L’articolo di pneumatico, piaccia o no, è lo, e quindi si deve dire Gli pneumatici. La macchina è quella per fare il pane, o la pasta, o da cucire, ma quella che attraversa la notte o corre giù per la scarpata si chiama automobile, E la d eufonica va solo quando vicine son due vocali uguali…
E se si parte con un’analessi di un fatto di tre anni prima, siamo comunque al presente, e quindi non si deve scrivere “tre anni dopo”, poi, sennò fanno sei anni…
Poi certo, ci sono tanti frasi fatte, voce che non è originale, frasi ed accoppiate che abbiamo sentito mille volte nelle voci altrui (quel maledetto incidente, lo ricordava come se fosse ieri, piovere in modo torrenziale…) ma questo, io so benissimo che è solo perché un autore deve trovare il proprio stile, riuscire a trovare un modo personale di scrivere che sfugga ai dolori lancinanti, ai pallidi soli, ai silenzi assordanti e insomma, a tutti i cliché linguistici del genere.
Queste cose sono perdonabili.
Quello che io trovavo poco perdonabile era il pubblicare qualcosa con le d eufoniche e con un vastissimo uso delle parentesi. (no, ziocan, non si mette le cose tra parentesi in un romanzo, tanto meno in un thriller, e ancora meno se è per dare informazioni aggiuntive tipo telegiornale o nota a piè di pagina). Perché? Perché cazz… una casa editrice te le deve correggere, queste cose, devi dirti: oh ciccio, guarda che è meglio scrivere acuiti, più che acutizzati; guarda che la d non la devi mettere, e la E’ non si scrive, che quello è un apostrofo, mica un accento, e vedi anche ci sono un sacco di ripetizioni, da togliere… e via così.

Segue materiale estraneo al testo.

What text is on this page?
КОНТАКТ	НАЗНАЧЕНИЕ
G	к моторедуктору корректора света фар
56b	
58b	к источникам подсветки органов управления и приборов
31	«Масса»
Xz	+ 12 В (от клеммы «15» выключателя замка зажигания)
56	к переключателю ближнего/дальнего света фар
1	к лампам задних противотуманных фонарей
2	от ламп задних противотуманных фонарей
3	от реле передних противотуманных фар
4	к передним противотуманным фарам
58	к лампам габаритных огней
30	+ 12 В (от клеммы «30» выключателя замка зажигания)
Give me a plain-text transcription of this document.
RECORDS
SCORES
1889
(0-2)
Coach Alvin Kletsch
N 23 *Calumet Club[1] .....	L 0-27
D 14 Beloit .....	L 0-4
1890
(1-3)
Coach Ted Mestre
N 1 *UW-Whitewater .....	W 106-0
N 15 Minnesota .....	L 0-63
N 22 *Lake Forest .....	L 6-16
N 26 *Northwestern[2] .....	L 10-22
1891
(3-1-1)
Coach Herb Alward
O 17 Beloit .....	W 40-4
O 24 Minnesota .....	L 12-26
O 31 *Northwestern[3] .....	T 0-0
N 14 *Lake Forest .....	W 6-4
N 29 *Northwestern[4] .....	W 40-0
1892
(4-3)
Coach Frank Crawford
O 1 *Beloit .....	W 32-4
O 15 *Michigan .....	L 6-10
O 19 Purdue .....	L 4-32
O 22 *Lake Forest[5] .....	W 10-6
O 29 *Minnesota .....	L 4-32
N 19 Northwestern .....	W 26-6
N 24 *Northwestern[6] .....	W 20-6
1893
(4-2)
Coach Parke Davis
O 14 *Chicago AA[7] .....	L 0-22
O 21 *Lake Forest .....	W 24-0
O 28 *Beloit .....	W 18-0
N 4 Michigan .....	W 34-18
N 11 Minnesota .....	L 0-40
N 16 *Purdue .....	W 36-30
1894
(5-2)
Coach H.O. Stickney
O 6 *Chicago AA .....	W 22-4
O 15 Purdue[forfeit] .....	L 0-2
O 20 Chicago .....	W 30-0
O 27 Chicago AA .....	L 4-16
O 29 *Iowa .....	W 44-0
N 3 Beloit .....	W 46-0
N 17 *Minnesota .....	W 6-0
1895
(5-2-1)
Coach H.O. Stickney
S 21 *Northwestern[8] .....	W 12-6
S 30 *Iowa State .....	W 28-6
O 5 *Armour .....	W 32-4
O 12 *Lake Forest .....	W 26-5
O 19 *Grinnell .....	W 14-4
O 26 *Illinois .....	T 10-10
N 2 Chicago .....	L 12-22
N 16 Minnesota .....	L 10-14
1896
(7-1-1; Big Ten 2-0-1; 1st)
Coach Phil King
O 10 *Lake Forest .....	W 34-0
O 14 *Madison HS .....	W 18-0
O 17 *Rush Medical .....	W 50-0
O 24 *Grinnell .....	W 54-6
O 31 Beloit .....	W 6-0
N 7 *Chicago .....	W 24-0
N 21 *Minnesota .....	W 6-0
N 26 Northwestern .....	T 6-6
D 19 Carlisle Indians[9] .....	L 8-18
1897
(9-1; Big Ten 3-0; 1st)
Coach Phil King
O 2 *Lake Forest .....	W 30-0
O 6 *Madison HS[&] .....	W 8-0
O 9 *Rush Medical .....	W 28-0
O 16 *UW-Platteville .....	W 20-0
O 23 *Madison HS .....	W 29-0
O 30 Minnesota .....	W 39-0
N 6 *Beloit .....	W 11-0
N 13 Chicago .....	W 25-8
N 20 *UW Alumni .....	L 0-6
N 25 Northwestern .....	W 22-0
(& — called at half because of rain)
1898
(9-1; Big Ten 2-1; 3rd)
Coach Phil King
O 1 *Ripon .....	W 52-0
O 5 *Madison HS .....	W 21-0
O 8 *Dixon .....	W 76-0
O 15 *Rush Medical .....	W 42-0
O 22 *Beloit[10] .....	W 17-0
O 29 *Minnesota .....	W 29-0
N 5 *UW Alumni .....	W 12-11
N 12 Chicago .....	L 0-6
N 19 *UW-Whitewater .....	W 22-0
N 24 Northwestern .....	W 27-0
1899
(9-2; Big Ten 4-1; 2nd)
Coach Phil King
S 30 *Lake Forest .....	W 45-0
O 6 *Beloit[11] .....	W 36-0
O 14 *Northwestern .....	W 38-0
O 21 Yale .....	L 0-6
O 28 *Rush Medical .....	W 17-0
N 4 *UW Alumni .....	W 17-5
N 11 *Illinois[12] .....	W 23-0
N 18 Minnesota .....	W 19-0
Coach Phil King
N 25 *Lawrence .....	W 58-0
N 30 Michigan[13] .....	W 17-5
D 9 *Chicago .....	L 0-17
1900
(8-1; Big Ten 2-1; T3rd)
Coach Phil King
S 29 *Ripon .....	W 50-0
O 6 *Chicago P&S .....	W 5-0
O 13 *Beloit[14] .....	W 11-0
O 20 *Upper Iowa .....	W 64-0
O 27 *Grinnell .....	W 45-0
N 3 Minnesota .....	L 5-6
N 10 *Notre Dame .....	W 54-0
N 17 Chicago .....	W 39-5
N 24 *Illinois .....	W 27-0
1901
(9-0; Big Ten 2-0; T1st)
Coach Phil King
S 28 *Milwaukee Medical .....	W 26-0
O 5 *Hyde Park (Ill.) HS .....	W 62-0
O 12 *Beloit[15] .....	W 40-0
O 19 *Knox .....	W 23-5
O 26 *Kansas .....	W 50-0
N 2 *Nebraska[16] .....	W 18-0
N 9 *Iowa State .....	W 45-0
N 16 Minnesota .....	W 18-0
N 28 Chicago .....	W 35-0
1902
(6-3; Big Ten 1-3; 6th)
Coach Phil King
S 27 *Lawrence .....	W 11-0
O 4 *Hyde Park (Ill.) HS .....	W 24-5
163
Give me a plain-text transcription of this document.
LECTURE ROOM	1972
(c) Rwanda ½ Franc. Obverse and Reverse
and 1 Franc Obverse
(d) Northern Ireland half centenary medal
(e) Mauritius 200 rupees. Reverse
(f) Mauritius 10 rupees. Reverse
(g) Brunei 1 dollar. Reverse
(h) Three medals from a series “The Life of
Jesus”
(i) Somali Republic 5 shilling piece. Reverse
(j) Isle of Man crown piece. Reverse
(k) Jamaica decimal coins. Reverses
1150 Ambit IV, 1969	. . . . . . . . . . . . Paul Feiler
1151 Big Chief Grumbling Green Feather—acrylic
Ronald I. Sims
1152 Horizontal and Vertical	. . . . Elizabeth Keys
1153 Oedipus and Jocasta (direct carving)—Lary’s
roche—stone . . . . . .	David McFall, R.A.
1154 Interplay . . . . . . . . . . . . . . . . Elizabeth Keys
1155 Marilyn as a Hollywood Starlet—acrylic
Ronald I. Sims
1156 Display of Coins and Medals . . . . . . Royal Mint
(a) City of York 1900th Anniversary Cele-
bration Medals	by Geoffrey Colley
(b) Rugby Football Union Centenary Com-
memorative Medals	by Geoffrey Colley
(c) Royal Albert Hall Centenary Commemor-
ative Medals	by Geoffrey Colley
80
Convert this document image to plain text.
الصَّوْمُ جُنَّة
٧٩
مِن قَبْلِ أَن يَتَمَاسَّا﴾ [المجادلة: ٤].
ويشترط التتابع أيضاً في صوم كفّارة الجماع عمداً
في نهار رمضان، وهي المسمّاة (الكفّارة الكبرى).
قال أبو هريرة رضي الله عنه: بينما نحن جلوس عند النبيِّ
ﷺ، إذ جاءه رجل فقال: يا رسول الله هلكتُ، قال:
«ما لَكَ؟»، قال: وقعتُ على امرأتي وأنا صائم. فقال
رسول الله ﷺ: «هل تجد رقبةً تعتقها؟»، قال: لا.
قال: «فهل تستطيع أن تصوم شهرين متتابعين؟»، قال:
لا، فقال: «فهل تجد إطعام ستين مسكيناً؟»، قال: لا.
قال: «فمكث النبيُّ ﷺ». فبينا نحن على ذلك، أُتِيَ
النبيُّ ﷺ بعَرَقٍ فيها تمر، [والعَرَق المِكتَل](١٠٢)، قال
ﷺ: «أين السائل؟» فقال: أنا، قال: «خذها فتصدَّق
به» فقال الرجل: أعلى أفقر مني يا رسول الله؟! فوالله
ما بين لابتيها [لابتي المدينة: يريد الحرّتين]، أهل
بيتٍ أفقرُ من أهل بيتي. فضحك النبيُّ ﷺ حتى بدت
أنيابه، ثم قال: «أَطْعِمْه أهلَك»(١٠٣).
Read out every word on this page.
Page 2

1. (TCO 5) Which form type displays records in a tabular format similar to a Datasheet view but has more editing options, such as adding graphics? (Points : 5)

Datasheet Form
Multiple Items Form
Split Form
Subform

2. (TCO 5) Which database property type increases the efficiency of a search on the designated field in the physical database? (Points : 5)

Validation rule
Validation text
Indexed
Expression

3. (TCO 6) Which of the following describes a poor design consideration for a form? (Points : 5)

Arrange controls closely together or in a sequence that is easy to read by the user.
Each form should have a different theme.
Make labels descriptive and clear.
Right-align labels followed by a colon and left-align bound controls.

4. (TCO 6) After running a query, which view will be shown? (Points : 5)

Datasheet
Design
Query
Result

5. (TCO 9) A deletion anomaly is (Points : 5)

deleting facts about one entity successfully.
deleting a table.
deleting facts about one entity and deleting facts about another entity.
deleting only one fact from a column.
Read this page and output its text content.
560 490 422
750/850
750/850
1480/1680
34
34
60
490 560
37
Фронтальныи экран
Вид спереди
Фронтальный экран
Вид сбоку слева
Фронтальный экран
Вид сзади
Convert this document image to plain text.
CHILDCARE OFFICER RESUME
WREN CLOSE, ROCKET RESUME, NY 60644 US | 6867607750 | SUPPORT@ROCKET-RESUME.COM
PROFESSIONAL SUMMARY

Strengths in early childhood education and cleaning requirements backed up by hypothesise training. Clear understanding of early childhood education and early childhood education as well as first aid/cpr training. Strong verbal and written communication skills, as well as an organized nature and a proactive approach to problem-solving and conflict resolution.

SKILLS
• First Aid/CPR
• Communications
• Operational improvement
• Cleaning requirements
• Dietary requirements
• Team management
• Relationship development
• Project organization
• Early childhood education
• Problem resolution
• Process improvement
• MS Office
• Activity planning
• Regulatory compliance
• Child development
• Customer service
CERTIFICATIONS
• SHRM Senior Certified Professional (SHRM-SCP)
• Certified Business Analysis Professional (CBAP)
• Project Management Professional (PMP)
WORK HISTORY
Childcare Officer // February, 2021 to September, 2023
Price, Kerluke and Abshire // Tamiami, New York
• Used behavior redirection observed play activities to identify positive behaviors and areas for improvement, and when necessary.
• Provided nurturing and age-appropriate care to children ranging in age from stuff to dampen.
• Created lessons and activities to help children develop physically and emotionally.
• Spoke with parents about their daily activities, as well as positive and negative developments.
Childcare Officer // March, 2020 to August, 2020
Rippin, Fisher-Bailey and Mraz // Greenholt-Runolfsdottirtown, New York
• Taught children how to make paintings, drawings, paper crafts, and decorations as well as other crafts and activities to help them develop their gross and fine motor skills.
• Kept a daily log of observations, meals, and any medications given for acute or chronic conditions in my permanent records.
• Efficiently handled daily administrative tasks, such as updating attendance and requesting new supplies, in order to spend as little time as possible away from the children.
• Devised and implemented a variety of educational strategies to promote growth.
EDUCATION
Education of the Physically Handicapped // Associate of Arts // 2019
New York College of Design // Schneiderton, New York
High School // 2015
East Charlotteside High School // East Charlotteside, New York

Ma sarà una casa editrice a pagamento, mi son detto, allora si spiega, la cosa, ma no, non mi pare, anzi, sembra molto volenterosa. Peccato che già nella scheda di invio manoscritti scrive:
E’ altresì obbligatorio inviare un recapito telefonico ed uno e-mail dell’autore/autrice in modo che la casa editrice possa contattare la persona interessata non appena presa visione del testo, sia in caso di valutazione positiva che negativa.